Docosanoic acid, monoester with glycerol

Administrative data

Endpoint:

acute toxicity: dermal

Type of information:

other: Weight of evidence analysis based on expert evaluation data on hydrolysis products and structural analogues

Adequacy of study:

weight of evidence

Reliability:

2 (reliable with restrictions)

Rationale for reliability incl. deficiencies:

other: based on expert group reviews

Justification for type of information:

Because of the structural and functional similarities, data from other glyceryl monoesters are also included in this weight of evidence assessment as supporting data.
The following expert opinion (attached in section 13) will be used in the weight of evidence approach:
CIR 2016: Cosmetic Ingredient Review. Safety assessment of monoglyceryl monoesters as used in cosmetics. Final amended report, January 15, 2016.

Data source

Materials and methods

Principles of method if other than guideline:

In relation to the data requirements of REACH Annex VIII (10-100 t/y), data on acute toxicity must be provided. Limited data on this endpoint is available for docosanoic acid, monoester with glycerol (glycerol monobehenate).

Glycerol monobehenate is a mono-constituent substance. The main component is docosanoic acid, monoester with glycerol which is present in the product at a concentration of 80-97%; the remaining compounds are mainly fatty acids and monoesters of fatty acid and glycerol. Glycerol can also be present in a low concentration. Glyceryl monoesters (monoglycerides) are metabolized to free fatty acids and glycerol, both of which are available for the resynthesis of triglycerides.

The acute toxicity of this substance is therefore assessed in the present document as a weight of evidence analysis based on existing data on groups of mono-, di- and triglycerides, fatty acids, which are all components with similar properties.

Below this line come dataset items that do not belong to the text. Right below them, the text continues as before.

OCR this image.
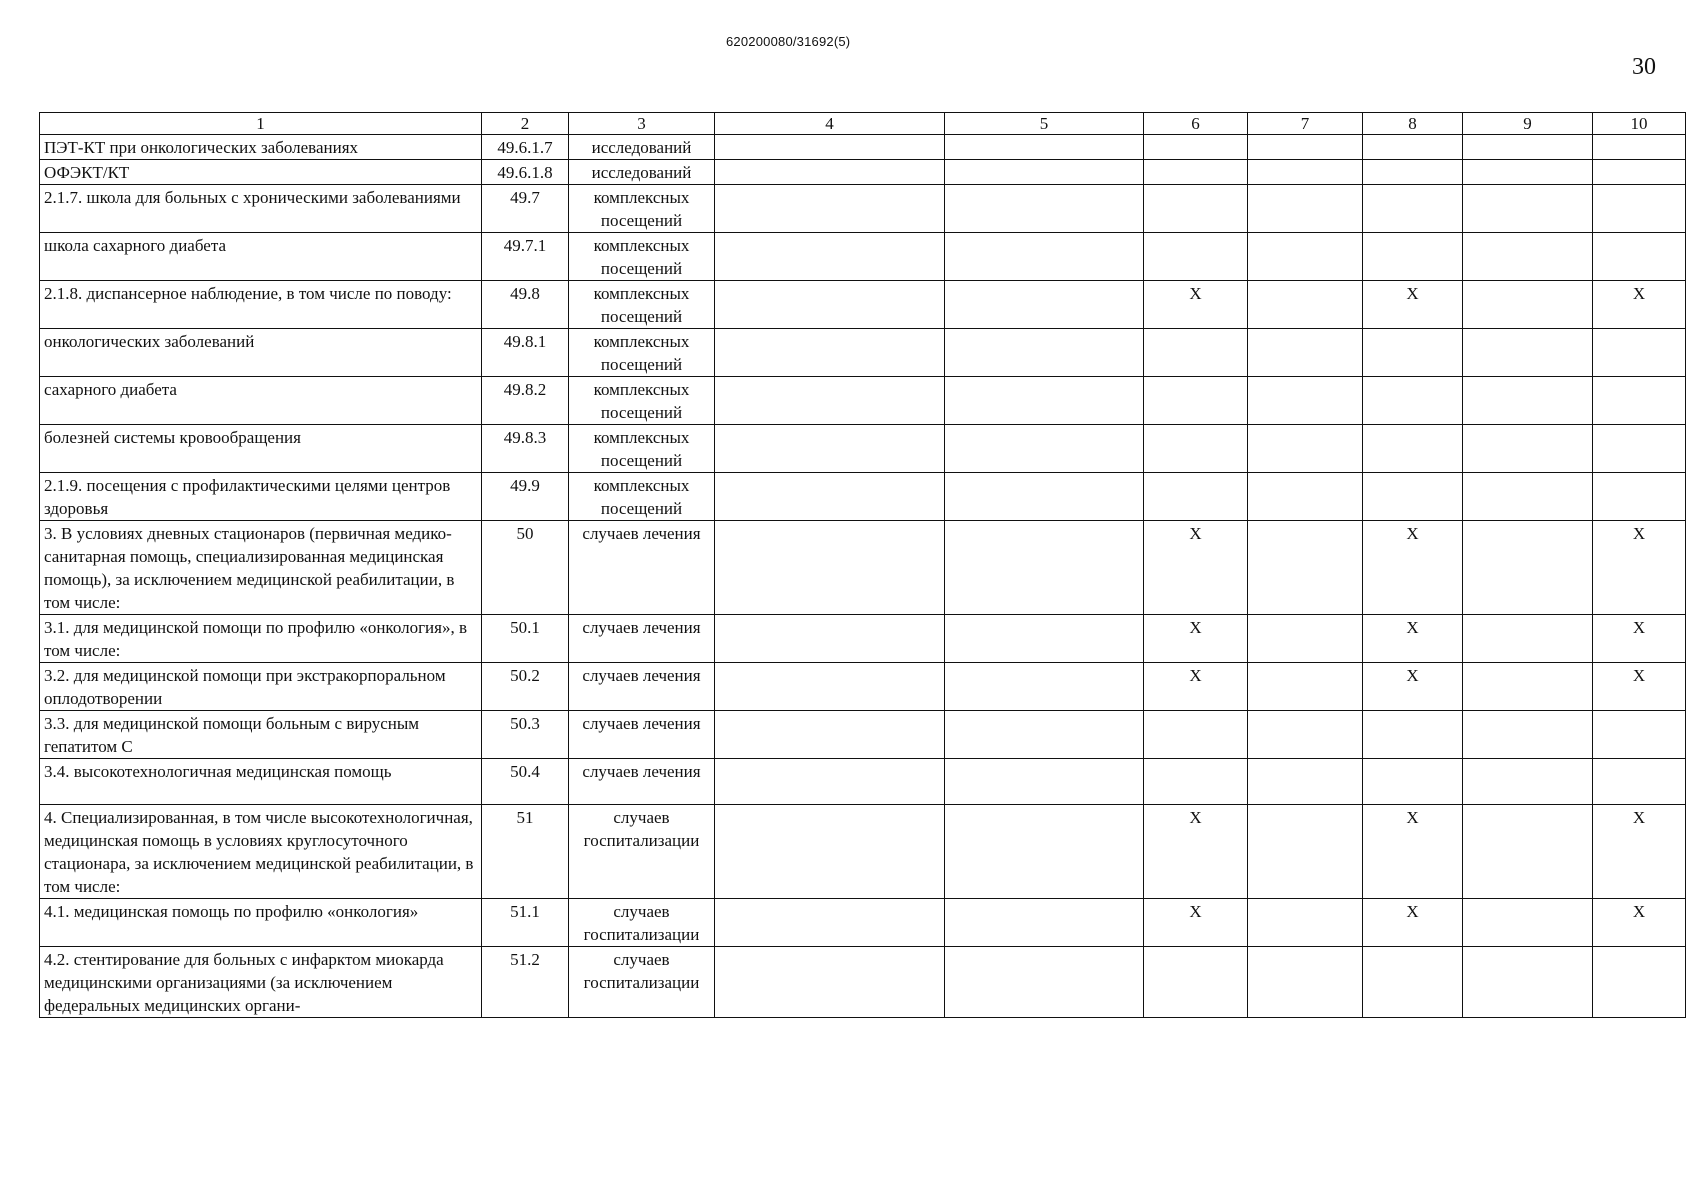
620200080/31692(5)
30
1	2	3	4	5	6	7	8	9	10
ПЭТ-КТ при онкологических заболеваниях	49.6.1.7	исследований							
ОФЭКТ/КТ	49.6.1.8	исследований							
2.1.7. школа для больных с хроническими заболеваниями	49.7	комплексных посещений							
школа сахарного диабета	49.7.1	комплексных посещений							
2.1.8. диспансерное наблюдение, в том числе по поводу:	49.8	комплексных посещений			X		X		X
онкологических заболеваний	49.8.1	комплексных посещений							
сахарного диабета	49.8.2	комплексных посещений							
болезней системы кровообращения	49.8.3	комплексных посещений							
2.1.9. посещения с профилактическими целями центров здоровья	49.9	комплексных посещений							
3. В условиях дневных стационаров (первичная медико-санитарная помощь, специализированная медицинская помощь), за исключением медицинской реабилитации, в том числе:	50	случаев лечения			X		X		X
3.1. для медицинской помощи по профилю «онкология», в том числе:	50.1	случаев лечения			X		X		X
3.2. для медицинской помощи при экстракорпоральном оплодотворении	50.2	случаев лечения			X		X		X
3.3. для медицинской помощи больным с вирусным гепатитом С	50.3	случаев лечения							
3.4. высокотехнологичная медицинская помощь	50.4	случаев лечения							
4. Специализированная, в том числе высокотехнологичная, медицинская помощь в условиях круглосуточного стационара, за исключением медицинской реабилитации, в том числе:	51	случаев госпитализации			X		X		X
4.1. медицинская помощь по профилю «онкология»	51.1	случаев госпитализации			X		X		X
4.2. стентирование для больных с инфарктом миокарда медицинскими организациями (за исключением федеральных медицинских органи-	51.2	случаев госпитализации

Hereby, data is available for deriving a conclusion on the acute toxicity of the substance.

A weight of evidence approach is used for the assessment of the acute toxicity via oral, inhalation, and dermal route of exposure.

Test material

Test animals

Species:

rabbit

Strain:

New Zealand White

Sex:

male

Administration / exposure

Type of coverage:

occlusive

Vehicle:

water

Details on dermal exposure:

TEST MATERIAL
- Concentration (if solution):

Duration of exposure:

24 h

Doses:

5000 mg/kg

No. of animals per sex per dose:

4

Results and discussion

Clinical signs:

other:

Applicant's summary and conclusion

Conclusions:

No irritation observed, no acute toxicity at the tested level

Executive summary:

Glycerol monobehenate is a mono-constituent substance. The main component is docosanoic acid, monoester with glycerol which is present in the product at a concentration of 80-90%; the remaining compounds are mainly fatty acids and monoesters of fatty acid and glycerol. Glycerol can also be present in a low concentration. Glyceryl monoesters (monoglycerides) are metabolized to free fatty acids and glycerol, both of which are available for the resynthesis of triglycerides. 

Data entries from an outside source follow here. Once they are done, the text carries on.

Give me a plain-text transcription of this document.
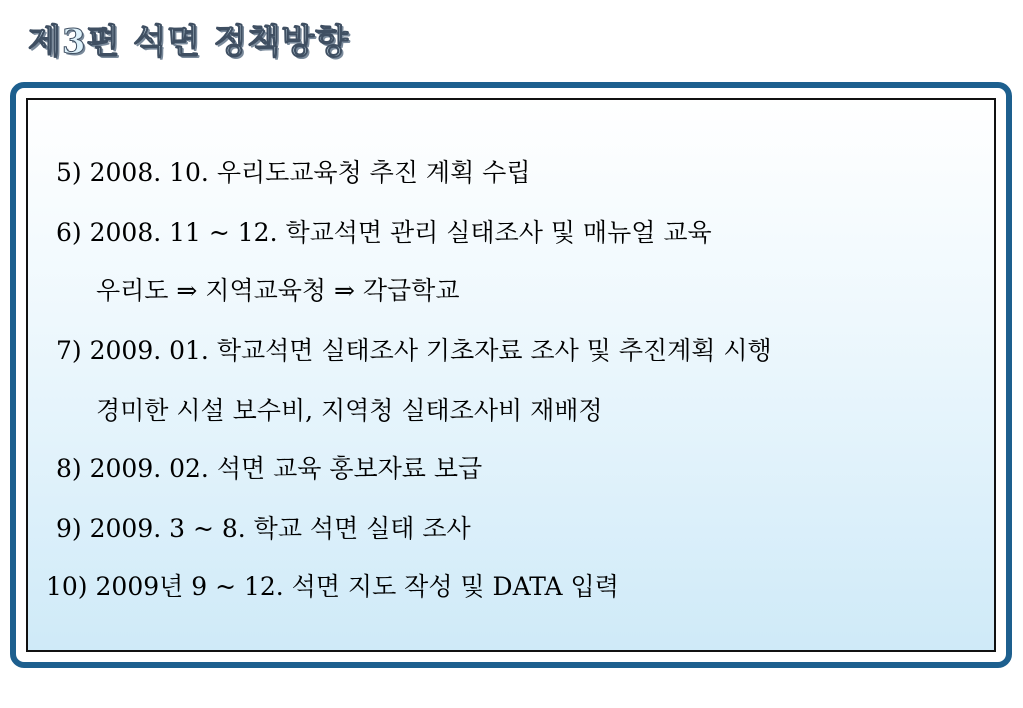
제3편 석면 정책방향
5) 2008. 10. 우리도교육청 추진 계획 수립
6) 2008. 11 ~ 12. 학교석면 관리 실태조사 및 매뉴얼 교육
우리도 ⇒ 지역교육청 ⇒ 각급학교
7) 2009. 01. 학교석면 실태조사 기초자료 조사 및 추진계획 시행
경미한 시설 보수비, 지역청 실태조사비 재배정
8) 2009. 02. 석면 교육 홍보자료 보급
9) 2009. 3 ~ 8. 학교 석면 실태 조사
10) 2009년 9 ~ 12. 석면 지도 작성 및 DATA 입력
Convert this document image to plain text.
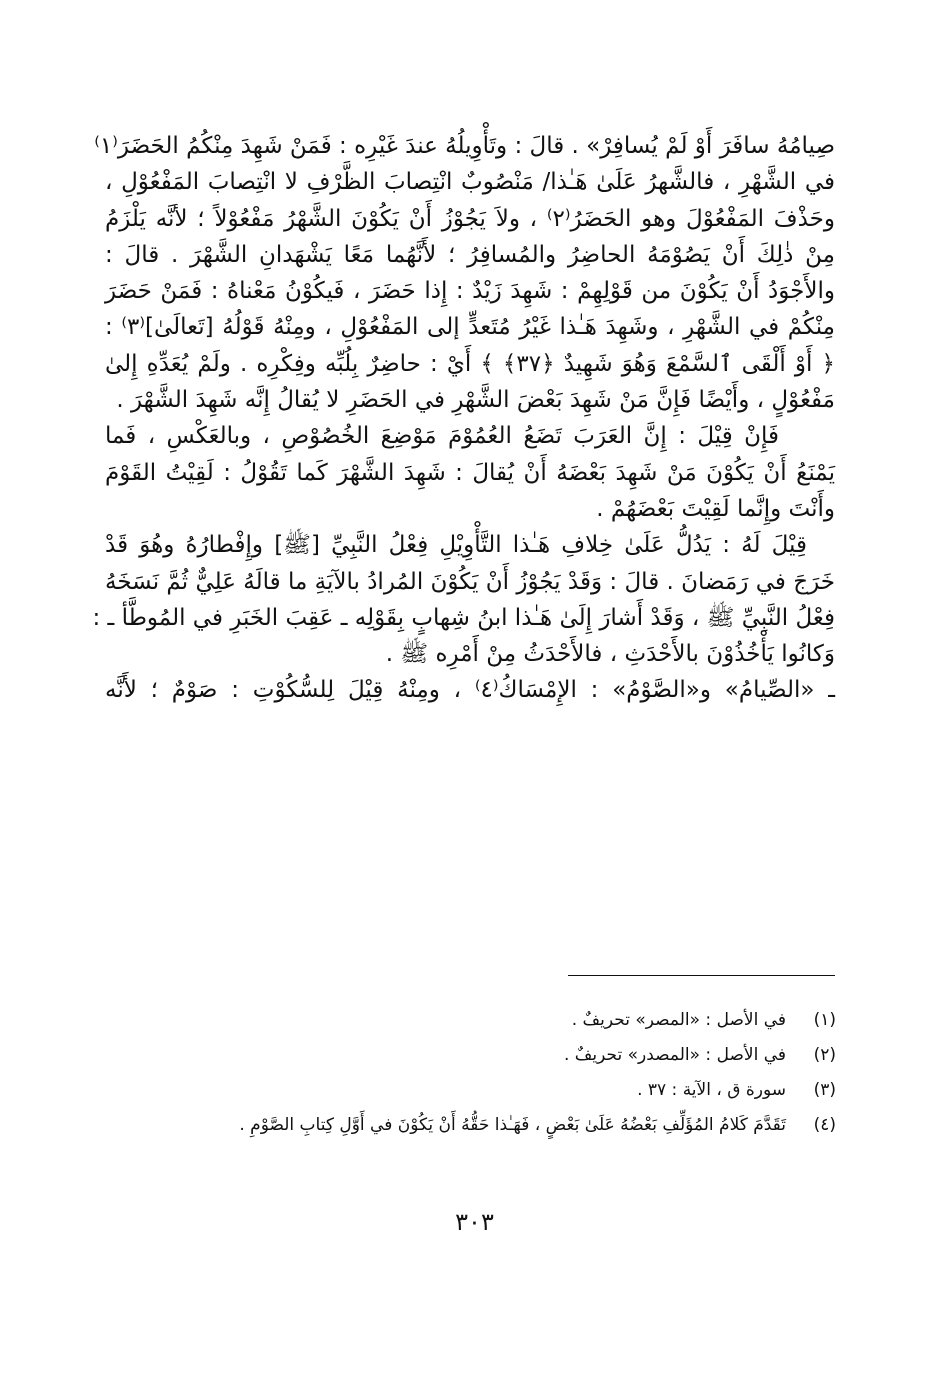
صِيامُهُ سافَرَ أَوْ لَمْ يُسافِرْ» . قالَ : وتَأْوِيلُهُ عندَ غَيْرِه : فَمَنْ شَهِدَ مِنْكُمُ الحَضَرَ⁽١⁾
في الشَّهْرِ ، فالشَّهرُ عَلَىٰ هَـٰذا/ مَنْصُوبٌ انْتِصابَ الظَّرْفِ لا انْتِصابَ المَفْعُوْلِ ،
وحَذْفَ المَفْعُوْلَ وهو الحَضَرُ⁽٢⁾ ، ولاَ يَجُوْزُ أَنْ يَكُوْنَ الشَّهْرُ مَفْعُوْلاً ؛ لأنَّه يَلْزَمُ
مِنْ ذٰلِكَ أَنْ يَصُوْمَهُ الحاضِرُ والمُسافِرُ ؛ لأَنَّهُما مَعًا يَشْهَدانِ الشَّهْرَ . قالَ :
والأَجْوَدُ أَنْ يَكُوْنَ من قَوْلِهِمْ : شَهِدَ زَيْدٌ : إِذا حَضَرَ ، فَيكُوْنُ مَعْناهُ : فَمَنْ حَضَرَ
مِنْكُمْ في الشَّهْرِ ، وشَهِدَ هَـٰذا غَيْرُ مُتَعدٍّ إلى المَفْعُوْلِ ، ومِنْهُ قَوْلُهُ [تَعالَىٰ]⁽٣⁾ :
﴿ أَوْ أَلْقَى ٱلسَّمْعَ وَهُوَ شَهِيدٌ ﴿٣٧﴾ ﴾ أَيْ : حاضِرٌ بِلُبِّه وفِكْرِه . ولَمْ يُعَدِّهِ إِلىٰ
مَفْعُوْلٍ ، وأَيْضًا فَإِنَّ مَنْ شَهِدَ بَعْضَ الشَّهْرِ في الحَضَرِ لا يُقالُ إِنَّه شَهِدَ الشَّهْرَ .

فَإِنْ قِيْلَ : إِنَّ العَرَبَ تَضَعُ العُمُوْمَ مَوْضِعَ الخُصُوْصِ ، وبالعَكْسِ ، فَما
يَمْنَعُ أَنْ يَكُوْنَ مَنْ شَهِدَ بَعْضَهُ أَنْ يُقالَ : شَهِدَ الشَّهْرَ كَما تَقُوْلُ : لَقِيْتُ القَوْمَ
وأَنْتَ وإِنَّما لَقِيْتَ بَعْضَهُمْ .

قِيْلَ لَهُ : يَدُلُّ عَلَىٰ خِلافِ هَـٰذا التَّأْوِيْلِ فِعْلُ النَّبِيِّ [ﷺ] وإِفْطارُهُ وهُوَ قَدْ
خَرَجَ في رَمَضانَ . قالَ : وَقَدْ يَجُوْزُ أَنْ يَكُوْنَ المُرادُ بالآيَةِ ما قالَهُ عَلِيٌّ ثُمَّ نَسَخَهُ
فِعْلُ النَّبِيِّ ﷺ ، وَقَدْ أَشارَ إِلَىٰ هَـٰذا ابنُ شِهابٍ بِقَوْلِه ـ عَقِبَ الخَبَرِ في المُوطَّأ ـ :
وَكانُوا يَأْخُذُوْنَ بالأَحْدَثِ ، فالأَحْدَثُ مِنْ أَمْرِه ﷺ .

ـ «الصِّيامُ» و«الصَّوْمُ» : الإِمْسَاكُ⁽٤⁾ ، ومِنْهُ قِيْلَ لِلسُّكُوْتِ : صَوْمٌ ؛ لأَنَّه

(١)
في الأصل : «المصر» تحريفٌ .
(٢)
في الأصل : «المصدر» تحريفٌ .
(٣)
سورة ق ، الآية : ٣٧ .
(٤)
تَقَدَّمَ كَلامُ المُؤَلِّفِ بَعْضُهُ عَلَىٰ بَعْضٍ ، فَهَـٰذا حَقُّهُ أَنْ يَكُوْنَ في أَوَّلِ كِتابِ الصَّوْمِ .
٣٠٣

From literature search, no specific data on the acute dermal toxicity of glycerol monobehenate was found. However, three studies conducted on other glycerol monoesters of fatty acids were found in an expert assessment from CIR (2016). 

Glyceryl Rosinate was administered to New Zealand white Rabbits at 5000 mg/kg bw or 10 000 mg/kg bw in water. The report LD50 in the two studies were 5000 and 10 000 mg/kg bw.   

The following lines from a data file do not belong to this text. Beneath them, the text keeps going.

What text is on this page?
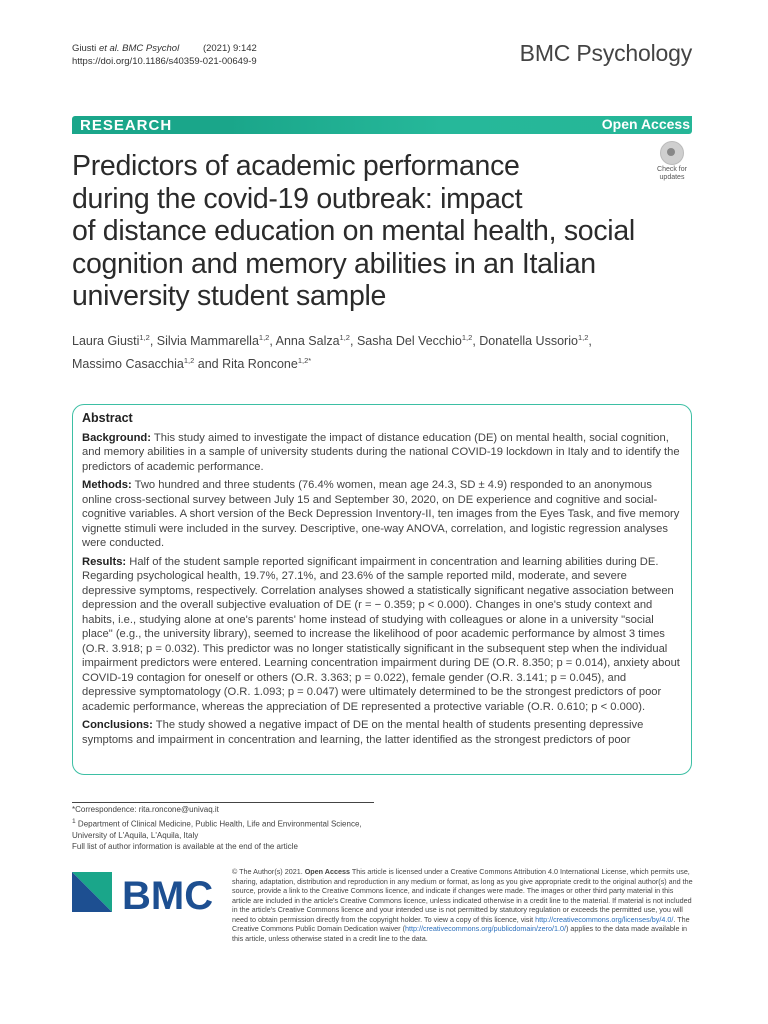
Giusti et al. BMC Psychol	(2021) 9:142
https://doi.org/10.1186/s40359-021-00649-9	BMC Psychology
RESEARCH	Open Access
Predictors of academic performance
during the covid-19 outbreak: impact
of distance education on mental health, social
cognition and memory abilities in an Italian
university student sample
Check for
updates
Laura Giusti$^{1,2}$, Silvia Mammarella$^{1,2}$, Anna Salza$^{1,2}$, Sasha Del Vecchio$^{1,2}$, Donatella Ussorio$^{1,2}$,
Massimo Casacchia$^{1,2}$ and Rita Roncone$^{1,2*}$
Abstract

Background: This study aimed to investigate the impact of distance education (DE) on mental health, social cognition, and memory abilities in a sample of university students during the national COVID-19 lockdown in Italy and to identify the predictors of academic performance.

Methods: Two hundred and three students (76.4% women, mean age 24.3, SD ± 4.9) responded to an anonymous online cross-sectional survey between July 15 and September 30, 2020, on DE experience and cognitive and social-cognitive variables. A short version of the Beck Depression Inventory-II, ten images from the Eyes Task, and five memory vignette stimuli were included in the survey. Descriptive, one-way ANOVA, correlation, and logistic regression analyses were conducted.

Results: Half of the student sample reported significant impairment in concentration and learning abilities during DE. Regarding psychological health, 19.7%, 27.1%, and 23.6% of the sample reported mild, moderate, and severe depressive symptoms, respectively. Correlation analyses showed a statistically significant negative association between depression and the overall subjective evaluation of DE (r = − 0.359; p < 0.000). Changes in one's study context and habits, i.e., studying alone at one's parents' home instead of studying with colleagues or alone in a university "social place" (e.g., the university library), seemed to increase the likelihood of poor academic performance by almost 3 times (O.R. 3.918; p = 0.032). This predictor was no longer statistically significant in the subsequent step when the individual impairment predictors were entered. Learning concentration impairment during DE (O.R. 8.350; p = 0.014), anxiety about COVID-19 contagion for oneself or others (O.R. 3.363; p = 0.022), female gender (O.R. 3.141; p = 0.045), and depressive symptomatology (O.R. 1.093; p = 0.047) were ultimately determined to be the strongest predictors of poor academic performance, whereas the appreciation of DE represented a protective variable (O.R. 0.610; p < 0.000).

Conclusions: The study showed a negative impact of DE on the mental health of students presenting depressive symptoms and impairment in concentration and learning, the latter identified as the strongest predictors of poor

*Correspondence: rita.roncone@univaq.it
$^1$ Department of Clinical Medicine, Public Health, Life and Environmental Science, University of L'Aquila, L'Aquila, Italy
Full list of author information is available at the end of the article
BMC
© The Author(s) 2021. Open Access This article is licensed under a Creative Commons Attribution 4.0 International License, which permits use, sharing, adaptation, distribution and reproduction in any medium or format, as long as you give appropriate credit to the original author(s) and the source, provide a link to the Creative Commons licence, and indicate if changes were made. The images or other third party material in this article are included in the article's Creative Commons licence, unless indicated otherwise in a credit line to the material. If material is not included in the article's Creative Commons licence and your intended use is not permitted by statutory regulation or exceeds the permitted use, you will need to obtain permission directly from the copyright holder. To view a copy of this licence, visit http://creativecommons.org/licenses/by/4.0/. The Creative Commons Public Domain Dedication waiver (http://creativecommons.org/publicdomain/zero/1.0/) applies to the data made available in this article, unless otherwise stated in a credit line to the data.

Glycerides, C16-18 and C18-hydroxy mono- and di- was administered neat on Wistar rats at 2000 mg/kg bw. No irritation was observed and the LD50 was set at 2000 mg/kg bw. 

Based on the dermal studies identified in the CIR report, the expert panel concluded that the LD50 for glyceryl rosinate, and glycerides, C16-18 and C18-hydroxy mono- and di- are 10 000 mg/kg bw and 2000 mg/kg bw, respectively.  

The overall conclusion is therefore that monobehenate has low acute dermal toxicity with a LD50-value above 2000 mg/kg bw. Thus, classification for acute dermal toxicity according to (EC) No 1272/2008 is not warranted.